Department of Urology and Kidney Transplantation, Martin Luther University, Ernst-Grube-Straße 40, 06120, Halle (Saale), Germany.
Department of Urology, Asclepius Clinic Wandsbek, Alphonsstrasse 14, 22043, Hamburg, Germany.
J Robot Surg. 2021 Oct;15(5):761-767. doi: 10.1007/s11701-020-01167-3. Epub 2020 Nov 13.
The rapid rise of robotic-assisted surgery (RAS) has necessitated an efficient and standardized training curriculum. Cognitive training (CT) can significantly improve skills, such as attention, working memory and problem solving, and can enhance surgical capacity and support RAS training.
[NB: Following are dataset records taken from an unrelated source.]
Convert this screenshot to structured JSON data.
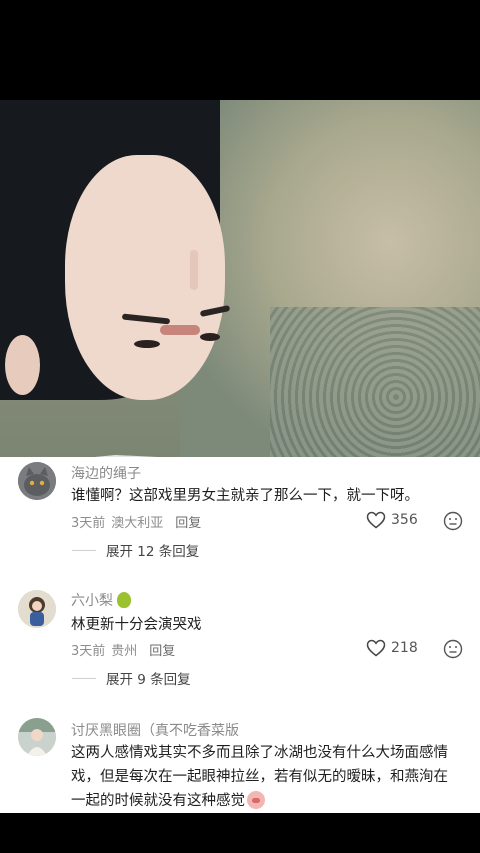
{
  "comments": [
    {
      "username": "海边的绳子",
      "text": "谁懂啊？这部戏里男女主就亲了那么一下，就一下呀。",
      "time": "3天前",
      "location": "澳大利亚",
      "reply_label": "回复",
      "likes": "356",
      "expand_label": "展开 12 条回复"
    },
    {
      "username": "六小梨",
      "text": "林更新十分会演哭戏",
      "time": "3天前",
      "location": "贵州",
      "reply_label": "回复",
      "likes": "218",
      "expand_label": "展开 9 条回复"
    },
    {
      "username": "讨厌黑眼圈（真不吃香菜版",
      "text": "这两人感情戏其实不多而且除了冰湖也没有什么大场面感情戏，但是每次在一起眼神拉丝，若有似无的暧昧，和燕洵在一起的时候就没有这种感觉"
    }
  ]
}
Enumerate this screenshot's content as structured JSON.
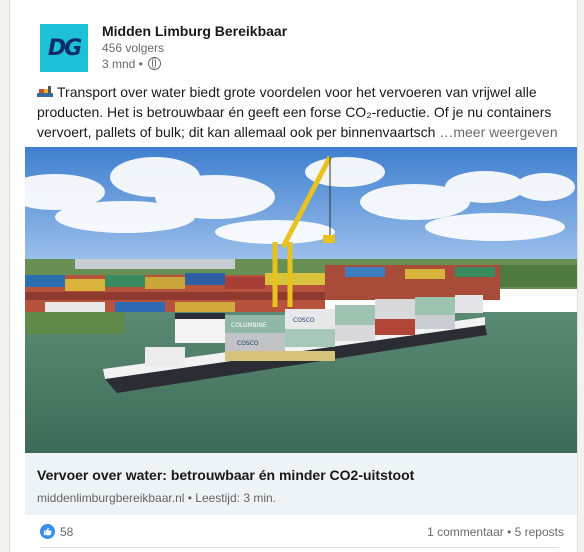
{
  "author": {
    "logo_text": "DG",
    "name": "Midden Limburg Bereikbaar",
    "followers": "456 volgers",
    "time": "3 mnd •"
  },
  "post": {
    "line1": "Transport over water biedt grote voordelen voor het vervoeren van vrijwel alle",
    "line2": "producten. Het is betrouwbaar én geeft een forse CO₂-reductie. Of je nu containers",
    "line3": "vervoert, pallets of bulk; dit kan allemaal ook per binnenvaartsch",
    "more": "…meer weergeven"
  },
  "image_labels": {
    "container1": "COLUMBINE",
    "container2": "COSCO",
    "container3": "COSCO"
  },
  "link_preview": {
    "title": "Vervoer over water: betrouwbaar én minder CO2-uitstoot",
    "meta": "middenlimburgbereikbaar.nl • Leestijd: 3 min."
  },
  "social": {
    "likes": "58",
    "comments_reposts": "1 commentaar • 5 reposts"
  },
  "colors": {
    "logo_bg": "#1ec0d8",
    "logo_fg": "#0b2c6f",
    "like_blue": "#378fe9",
    "link_preview_bg": "#eef3f8"
  },
  "icons": [
    "ship-emoji-icon",
    "globe-icon",
    "like-reaction-icon"
  ]
}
This pilot study was carried out between 02/2019 and 04/2019. The participants included 33 student volunteers, randomized into 3 groups: group 1 received training using the da Vinci training simulator, group 2 received computer-based cognitive training, and group 3 was the control group without training. Before (T1) and after-training (T2), performance was measured. Additionally, expert ratings and self-evaluations were collected. Subjective evaluations of performance were supplemented by evaluations based on three scales from the revised NEO Personality Inventory (NEO PI-R). In total, 25 probands remained with complete data for further analyses: n = 8 (group 1), n = 7 (group 2) and n = 10 (group 3). There were no significant differences in T1 and T2 among all three groups. The average training gain of group 1 and 2 was 15.87% and 24.6%, respectively, (a restricting condition is the loss of the last training session in group 2). Analyses of semi-structured psychological interviews (SPIs) revealed no significant differences for T1, but in T2, significance occurred at 'self-reflection' for group 2 (F(2.22) = 8.56; p < .005). The efficacy of CT in training highly complex and difficult procedures, such as RAS, is a proven and accepted fact. Further investigation involving higher numbers of training trials (while also being cost effective) should be performed.
机器人辅助手术(RAS)的迅速发展需要一个高效和标准化的培训课程。认知训练(CT)可以显著提高技能,如注意力、工作记忆和解决问题的能力,并可以增强手术能力和支持 RAS 培训。这项试点研究于 2019 年 2 月至 4 月进行。参与者包括 33 名学生志愿者,随机分为 3 组:第 1 组使用达芬奇手术模拟器进行培训,第 2 组接受计算机认知训练,第 3 组为无培训对照组。在培训前后(T1 和 T2)测量表现。此外,还收集了专家评分和自我评估。通过修订后的 NEO 人格量表(NEO PI-R)的三个量表对主观表现评估进行了补充。共有 25 名被试者的数据完整,可进一步分析:n = 8(第 1 组)、n = 7(第 2 组)和 n = 10(第 3 组)。三组在 T1 和 T2 之间没有显著差异。第 1 组和第 2 组的平均培训增益分别为 15.87%和 24.6%(限制条件是第 2 组失去最后一次培训课程)。对半结构化心理访谈(SPI)的分析显示,T1 时没有显著差异,但在 T2 时,第 2 组的“自我反思”出现了显著差异(F(2.22)=8.56;p<.005)。在培训高度复杂和困难的程序,如 RAS 方面,CT 的功效是经过验证和接受的事实。应进行涉及更多培训试验(同时具有成本效益)的进一步研究。